The ETF industry is booming. So why are half its professionals still feeling shortchanged?

Trading professionals command near $60K more than any other role as operations staff fall further behind

The ETF industry is booming. So why are half its professionals still feeling shortchanged?

The gap between what ETF firms pay their most valuable employees and what they pay their back-office staff is widening sharply, with new compensation data revealing a market that rewards commercial impact above almost everything else.

The 2026 Global ETF Salary Index, published by specialist ETF recruitment and training firm Blackwater, draws on a sample of roughly 500 professionals and shows average total compensation across the industry has reached $378,000. That headline figure, however, masks a far more divided market underneath.

Regional disparities have become particularly pronounced. Professionals in the Americas now average $471,049 in total compensation (a combination of $267,102 in base salary and $203,947 in bonuses)  compared with $339,666 in EMEA and $318,011 in Asia Pacific. The Americas figure represents a 19.5% year-over-year increase from $394,000, while Asia Pacific grew just 2.6%.

The report frames the divergence as a structural problem for firms that continue applying a single global pay framework. Professionals hired into trading or sales roles in New York City face a compensation environment with no real equivalent in London or Singapore, and firms that use European bands for US roles are described in the report as running a near-certain retention risk.

Traders vs. operations

Trading professionals averaged $573,381 in total compensation, driven in part by bonuses averaging more than $301,000;  the highest bonus intensity of any function in the survey. Capital markets came in at $368,701, followed by sales at $362,122 and portfolio management at $350,290.

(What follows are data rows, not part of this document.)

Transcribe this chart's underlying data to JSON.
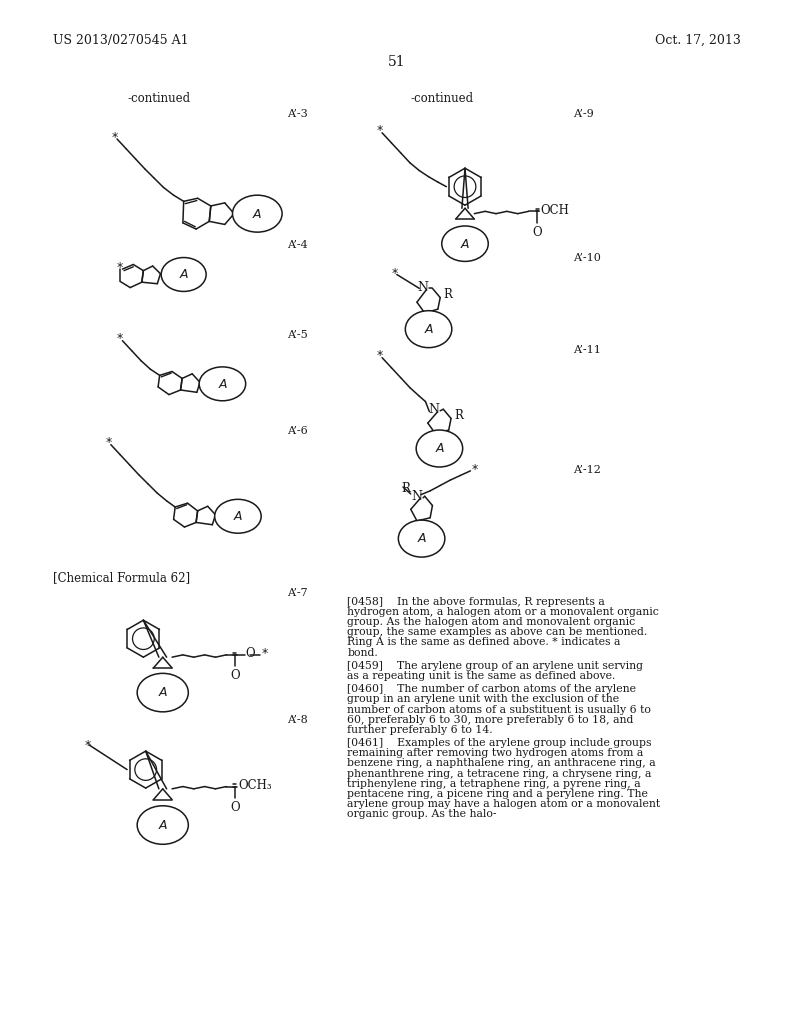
{
  "title_left": "US 2013/0270545 A1",
  "title_right": "Oct. 17, 2013",
  "page_number": "51",
  "continued_left": "-continued",
  "continued_right": "-continued",
  "chemical_formula_label": "[Chemical Formula 62]",
  "background_color": "#ffffff",
  "line_color": "#1a1a1a",
  "text_color": "#1a1a1a"
}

At the other end of the scale sits operations, where average total compensation reached just $214,219 despite the function underpinning settlement, corporate actions, and authorized participant coordination. The report notes that operations pay grew 8.6% from $197,000 in 2025, but that increase trails the 12.3% surge seen in trading and does little to close the structural gap between what operations staff earn and the platform risk they carry.

The seniority ladder shows its own inflection points. Analysts averaged $109,911 in total compensation while managing directors reached $735,830, with bonuses alone averaging $365,675 at that level.

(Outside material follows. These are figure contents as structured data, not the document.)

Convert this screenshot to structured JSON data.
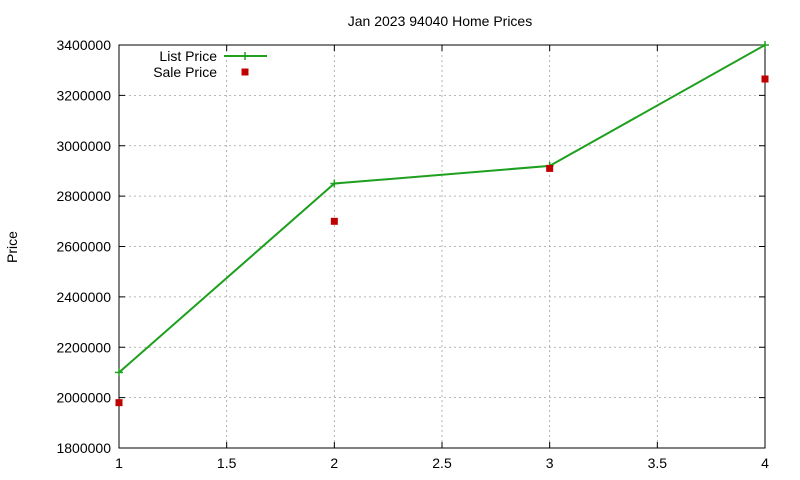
{
  "chart_data": {
    "type": "line",
    "title": "Jan 2023 94040 Home Prices",
    "xlabel": "",
    "ylabel": "Price",
    "xlim": [
      1,
      4
    ],
    "ylim": [
      1800000,
      3400000
    ],
    "x_ticks": [
      "1",
      "1.5",
      "2",
      "2.5",
      "3",
      "3.5",
      "4"
    ],
    "y_ticks": [
      "1800000",
      "2000000",
      "2200000",
      "2400000",
      "2600000",
      "2800000",
      "3000000",
      "3200000",
      "3400000"
    ],
    "grid": true,
    "legend_position": "top-left",
    "series": [
      {
        "name": "List Price",
        "style": "lines+points",
        "marker": "plus",
        "color": "#1ea01e",
        "x": [
          1,
          2,
          3,
          4
        ],
        "y": [
          2100000,
          2850000,
          2920000,
          3400000
        ]
      },
      {
        "name": "Sale Price",
        "style": "points",
        "marker": "square",
        "color": "#c00000",
        "x": [
          1,
          2,
          3,
          4
        ],
        "y": [
          1980000,
          2700000,
          2910000,
          3265000
        ]
      }
    ]
  }
}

The report identifies the VP and director cohort as the layer under the most retention pressure; senior enough to carry significant operational and commercial responsibility, but without the long-term incentive structures that tend to retain C-suite executives.

Nearly half of all respondents said they believe they are underpaid, against just 32% who felt their compensation was aligned with the market. The report ties that dissatisfaction partly to a pattern it labels "juniorfication," where junior and mid-level staff absorb responsibilities that go beyond their title and pay grade without commensurate recognition.

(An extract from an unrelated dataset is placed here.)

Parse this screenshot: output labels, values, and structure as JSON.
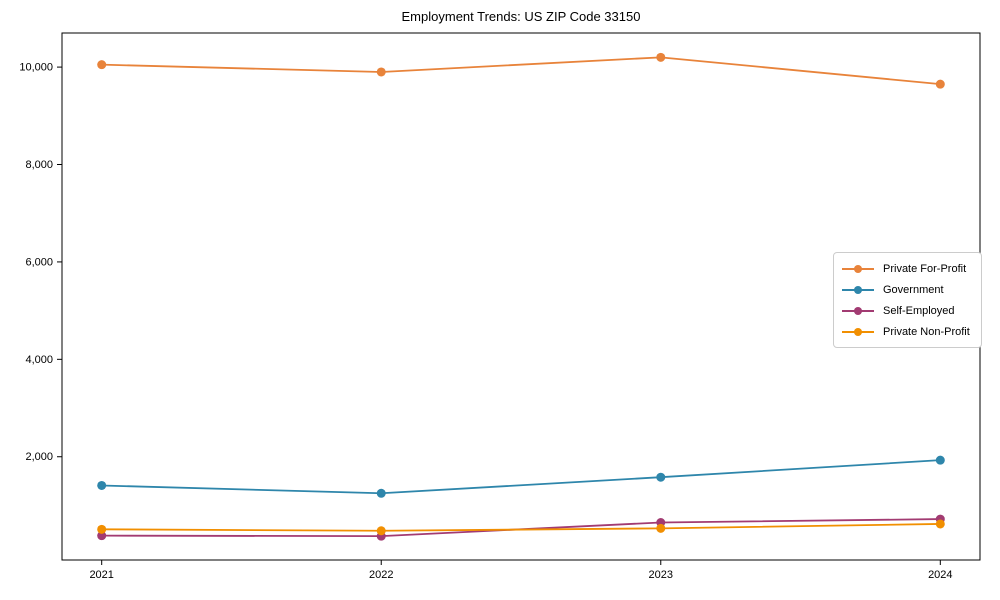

Performance-based cash bonuses remain the dominant form of variable pay, cited by nearly 75% of respondents, but the report identifies widespread frustration over how those bonuses are calculated and communicated. Outcomes perceived as subjective or tied to vague contract provisions have eroded trust in compensation frameworks across the industry.

The gender pay gap narrowed from 20% in 2025 to 15% in 2026, a movement the report acknowledges while stopping well short of treating it as resolved. The remaining gap, it notes, is driven not only by base salary differences but also by unequal access to higher-variable-pay roles and bonus outcomes.

AI impact ahead?

Looking ahead, the report raises questions about artificial intelligence and its likely effect on the compensation hierarchy.

Process-heavy functions in operations and research are identified as more exposed to automation-driven wage compression, while roles requiring judgment, client negotiation, and strategic oversight are expected to attract growing premiums. Compliance and risk functions occupy a different position: regulatory constraints on the use of public AI tools may insulate those roles from the same efficiency pressures.

Blackwater's guidance for ETF issuers centers on three actions: abandoning single-band global salary frameworks in favor of function-specific and region-specific structures; repricing operations before an operational failure forces the issue; and replacing opaque year-end bonus processes with metrics defined at the start of the performance period.